I don’t know if it would work, but image the sound if the pit were filled with bubble wrap.

Get them to work out how to save you from a fall of around 2000 feet and you’ll be covered for anything higher a well.

One idea that has been running through my mind is a 2000 foot tall tower. The top would be perfectly vertical, but smoothly transitioning to horizontal so the base of the tower would be 2000 feet wide. The jumper would aim to contact the completely vertical portion of the tower and just ride it down. The whole surface of the tower would be coated with a slick surface like Teflon, but would get less slick closer to the ground.

Would this work?

In general, snow appears to be a good option: Chuteless Jumps - ParachuteHistory.com

Stuntmen use mounds of cardboard for their falls from several stories up. I don’t know if that would work well for higher falls.

A series of deflating bladders filled with air, like the kind they use for stuntmen in Hollywood films when they jump off of roofs. Isn’t Terminal Velocity, Terminal Velocity? So at a certain point the extra height is irrelevant?

You’d drown in a pit of Jello. Does the idea include whether or not the substance might kill you in some other way?

What about a pit of down or cotton balls?

Well, if you don’t mind exiting at the bottom moving at 120 mph in the horizontal direction. Maybe if you put a slight rise over the course of the horizontal surface to decelerate you. And probably some lubricant like a water slide would be advisable to avoid friction burns.

The penalty for missing the tower would be severe…

You put a great big funnel on the top of the tower. :slight_smile:

That was the idea behind the surface of decreasing slickness. But no, I have no problem with traveling along the ground at 120 mph.

True.

Also true. Though nobody ever said that jumping out of planes without parachutes was a sport for chickens.

Wasn’t there a video game which utilized such devices?

How about wearing a conductive suit, and dropping into a series of magnetic coils?

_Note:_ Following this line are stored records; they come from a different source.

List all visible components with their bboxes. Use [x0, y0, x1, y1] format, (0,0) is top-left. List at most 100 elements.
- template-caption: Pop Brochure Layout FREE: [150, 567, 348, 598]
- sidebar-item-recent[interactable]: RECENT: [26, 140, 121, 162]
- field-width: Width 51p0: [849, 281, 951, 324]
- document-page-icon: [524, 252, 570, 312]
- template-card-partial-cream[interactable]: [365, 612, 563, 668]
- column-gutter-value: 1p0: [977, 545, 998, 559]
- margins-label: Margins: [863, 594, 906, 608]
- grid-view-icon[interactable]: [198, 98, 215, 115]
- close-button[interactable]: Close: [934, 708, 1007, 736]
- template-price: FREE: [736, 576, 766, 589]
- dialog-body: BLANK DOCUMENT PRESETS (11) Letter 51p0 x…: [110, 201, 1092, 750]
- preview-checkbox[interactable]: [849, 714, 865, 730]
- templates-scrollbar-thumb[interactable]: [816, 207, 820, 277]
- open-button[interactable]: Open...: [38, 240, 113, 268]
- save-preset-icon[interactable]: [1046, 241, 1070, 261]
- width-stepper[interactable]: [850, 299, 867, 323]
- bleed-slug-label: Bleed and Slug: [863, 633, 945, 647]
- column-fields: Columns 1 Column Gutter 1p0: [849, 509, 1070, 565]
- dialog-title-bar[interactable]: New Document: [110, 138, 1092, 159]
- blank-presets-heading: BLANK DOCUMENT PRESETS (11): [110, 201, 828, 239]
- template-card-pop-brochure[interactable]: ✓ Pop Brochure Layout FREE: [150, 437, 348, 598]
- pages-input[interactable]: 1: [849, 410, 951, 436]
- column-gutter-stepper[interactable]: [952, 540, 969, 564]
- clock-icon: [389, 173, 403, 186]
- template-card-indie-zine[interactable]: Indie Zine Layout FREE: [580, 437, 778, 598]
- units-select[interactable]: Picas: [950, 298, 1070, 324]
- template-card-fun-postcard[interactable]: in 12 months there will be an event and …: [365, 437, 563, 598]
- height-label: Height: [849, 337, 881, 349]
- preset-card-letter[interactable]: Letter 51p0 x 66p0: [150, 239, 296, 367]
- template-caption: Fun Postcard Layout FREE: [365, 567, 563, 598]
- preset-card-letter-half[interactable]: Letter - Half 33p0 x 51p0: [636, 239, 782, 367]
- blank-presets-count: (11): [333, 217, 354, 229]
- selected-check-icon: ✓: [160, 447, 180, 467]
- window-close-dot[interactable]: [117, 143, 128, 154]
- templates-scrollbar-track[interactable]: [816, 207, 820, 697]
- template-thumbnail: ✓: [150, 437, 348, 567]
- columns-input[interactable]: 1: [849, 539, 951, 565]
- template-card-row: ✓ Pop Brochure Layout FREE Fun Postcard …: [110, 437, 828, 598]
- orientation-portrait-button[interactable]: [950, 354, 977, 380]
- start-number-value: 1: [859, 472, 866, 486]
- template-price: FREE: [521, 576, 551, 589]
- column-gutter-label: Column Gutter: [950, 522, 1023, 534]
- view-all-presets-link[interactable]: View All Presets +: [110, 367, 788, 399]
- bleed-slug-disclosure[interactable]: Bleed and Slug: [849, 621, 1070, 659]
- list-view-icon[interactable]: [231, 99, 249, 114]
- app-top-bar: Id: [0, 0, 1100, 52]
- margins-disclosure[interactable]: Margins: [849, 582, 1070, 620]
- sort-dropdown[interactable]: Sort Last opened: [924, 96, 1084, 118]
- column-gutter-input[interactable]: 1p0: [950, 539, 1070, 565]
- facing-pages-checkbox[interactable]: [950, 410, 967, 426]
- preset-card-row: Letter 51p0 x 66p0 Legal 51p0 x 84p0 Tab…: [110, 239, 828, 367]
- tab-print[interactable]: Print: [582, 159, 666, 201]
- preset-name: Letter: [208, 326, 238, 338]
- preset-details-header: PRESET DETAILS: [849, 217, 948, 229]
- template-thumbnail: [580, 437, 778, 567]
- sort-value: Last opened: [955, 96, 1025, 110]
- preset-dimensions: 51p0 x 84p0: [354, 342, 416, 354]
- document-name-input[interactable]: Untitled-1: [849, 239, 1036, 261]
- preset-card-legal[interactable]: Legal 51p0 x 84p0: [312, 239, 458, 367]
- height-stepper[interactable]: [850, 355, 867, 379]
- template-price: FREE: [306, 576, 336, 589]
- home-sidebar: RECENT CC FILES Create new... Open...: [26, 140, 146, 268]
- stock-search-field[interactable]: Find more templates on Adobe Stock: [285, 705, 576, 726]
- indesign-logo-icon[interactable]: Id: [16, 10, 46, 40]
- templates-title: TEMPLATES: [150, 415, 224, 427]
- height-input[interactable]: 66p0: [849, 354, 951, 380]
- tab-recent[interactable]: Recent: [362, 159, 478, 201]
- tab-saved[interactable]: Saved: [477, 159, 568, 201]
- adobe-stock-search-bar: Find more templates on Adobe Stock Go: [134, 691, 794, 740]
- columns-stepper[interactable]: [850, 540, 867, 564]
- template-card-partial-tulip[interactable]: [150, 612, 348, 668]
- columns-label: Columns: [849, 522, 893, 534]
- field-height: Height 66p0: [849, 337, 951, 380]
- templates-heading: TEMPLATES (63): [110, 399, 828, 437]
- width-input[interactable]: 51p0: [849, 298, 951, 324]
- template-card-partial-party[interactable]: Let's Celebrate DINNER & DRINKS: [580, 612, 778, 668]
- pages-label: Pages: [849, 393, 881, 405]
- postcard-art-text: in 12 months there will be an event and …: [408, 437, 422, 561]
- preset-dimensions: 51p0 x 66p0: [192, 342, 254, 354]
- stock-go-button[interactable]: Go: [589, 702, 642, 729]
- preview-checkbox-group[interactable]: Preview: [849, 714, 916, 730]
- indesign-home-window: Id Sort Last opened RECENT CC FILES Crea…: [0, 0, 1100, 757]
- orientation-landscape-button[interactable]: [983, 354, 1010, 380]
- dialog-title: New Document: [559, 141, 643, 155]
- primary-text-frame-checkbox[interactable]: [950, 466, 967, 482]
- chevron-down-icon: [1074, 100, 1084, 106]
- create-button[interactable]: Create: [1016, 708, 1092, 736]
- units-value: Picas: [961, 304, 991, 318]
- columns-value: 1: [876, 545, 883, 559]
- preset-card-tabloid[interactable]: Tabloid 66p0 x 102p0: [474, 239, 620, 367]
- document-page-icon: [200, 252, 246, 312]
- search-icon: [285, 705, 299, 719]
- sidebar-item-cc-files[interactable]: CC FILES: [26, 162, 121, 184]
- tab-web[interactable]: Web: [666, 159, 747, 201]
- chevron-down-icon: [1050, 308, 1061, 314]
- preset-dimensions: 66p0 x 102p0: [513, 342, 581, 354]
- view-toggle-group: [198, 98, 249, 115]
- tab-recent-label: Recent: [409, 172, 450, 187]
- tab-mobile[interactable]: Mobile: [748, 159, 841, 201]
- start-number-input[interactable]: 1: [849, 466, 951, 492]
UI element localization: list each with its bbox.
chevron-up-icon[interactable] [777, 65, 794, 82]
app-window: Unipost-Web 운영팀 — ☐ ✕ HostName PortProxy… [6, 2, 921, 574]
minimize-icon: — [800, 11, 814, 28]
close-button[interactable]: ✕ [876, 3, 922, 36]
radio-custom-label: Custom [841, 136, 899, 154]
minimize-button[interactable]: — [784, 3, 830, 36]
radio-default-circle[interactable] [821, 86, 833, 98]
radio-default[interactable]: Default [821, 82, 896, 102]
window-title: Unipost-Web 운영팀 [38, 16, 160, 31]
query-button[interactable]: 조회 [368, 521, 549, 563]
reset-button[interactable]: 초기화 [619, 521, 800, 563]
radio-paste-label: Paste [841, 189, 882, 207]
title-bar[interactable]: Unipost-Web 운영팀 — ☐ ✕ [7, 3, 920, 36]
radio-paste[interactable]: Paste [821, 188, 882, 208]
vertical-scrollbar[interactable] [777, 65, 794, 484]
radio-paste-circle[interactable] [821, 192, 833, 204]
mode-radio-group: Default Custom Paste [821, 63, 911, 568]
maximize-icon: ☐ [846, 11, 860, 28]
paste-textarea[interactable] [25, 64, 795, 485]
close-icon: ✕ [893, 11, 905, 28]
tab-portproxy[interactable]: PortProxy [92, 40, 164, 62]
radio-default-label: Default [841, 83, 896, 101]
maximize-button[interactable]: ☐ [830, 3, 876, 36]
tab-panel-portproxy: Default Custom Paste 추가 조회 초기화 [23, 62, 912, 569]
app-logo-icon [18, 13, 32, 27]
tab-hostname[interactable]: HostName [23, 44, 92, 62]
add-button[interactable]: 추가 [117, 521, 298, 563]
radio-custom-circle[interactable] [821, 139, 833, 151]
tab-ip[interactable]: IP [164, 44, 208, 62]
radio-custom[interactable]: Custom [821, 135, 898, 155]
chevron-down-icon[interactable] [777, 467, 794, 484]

Kind of the reverse of a rail gun. The whole thing could be tuned to supply exactly the right deceleration curve for minimal stress.

Another option would be a series of stretchy, breakaway surfaces. high speed parachute drops use that - deploy the first, small chute on a bungee. It applies a progressive force until the bungee snaps, at which point you’re going slow enough for the main chute to deploy. Do the same thing on the ground. Build a giant multi-story frame, and stretch across it materials designed to slow you a bit, then snap and let you fall through to the next layer. Eventually you just stop. That’s essentially what those tree branches did to the guy who fell from 18,000 feet and survived.

I like the slope idea, too. Here’s the story of a guy who survived a 15,000 foot fall this way. He landed on a ski slope. He had streaming parachute remnants slowing him down a bit, which helped.

Really, the only question is what rate of deceleration you want. Creating something which will achieve that isn’t a particularly difficult engineering task. Probably the bigger issue would be whether you could actually hit the target.

For instance, I bet you could create thin steel fibers and make a big rat’s nest sort of blanket out of them that can be torn apart like tissue paper, and then have a series of these all down the pit. So…steel even could be a decent fall breaker. The material isn’t so important as the technique

It worked in The Empire Strikes Back…

How about a pit filled with your enemies? You probably wouldn’t live, but at least you’d take a few of them with you.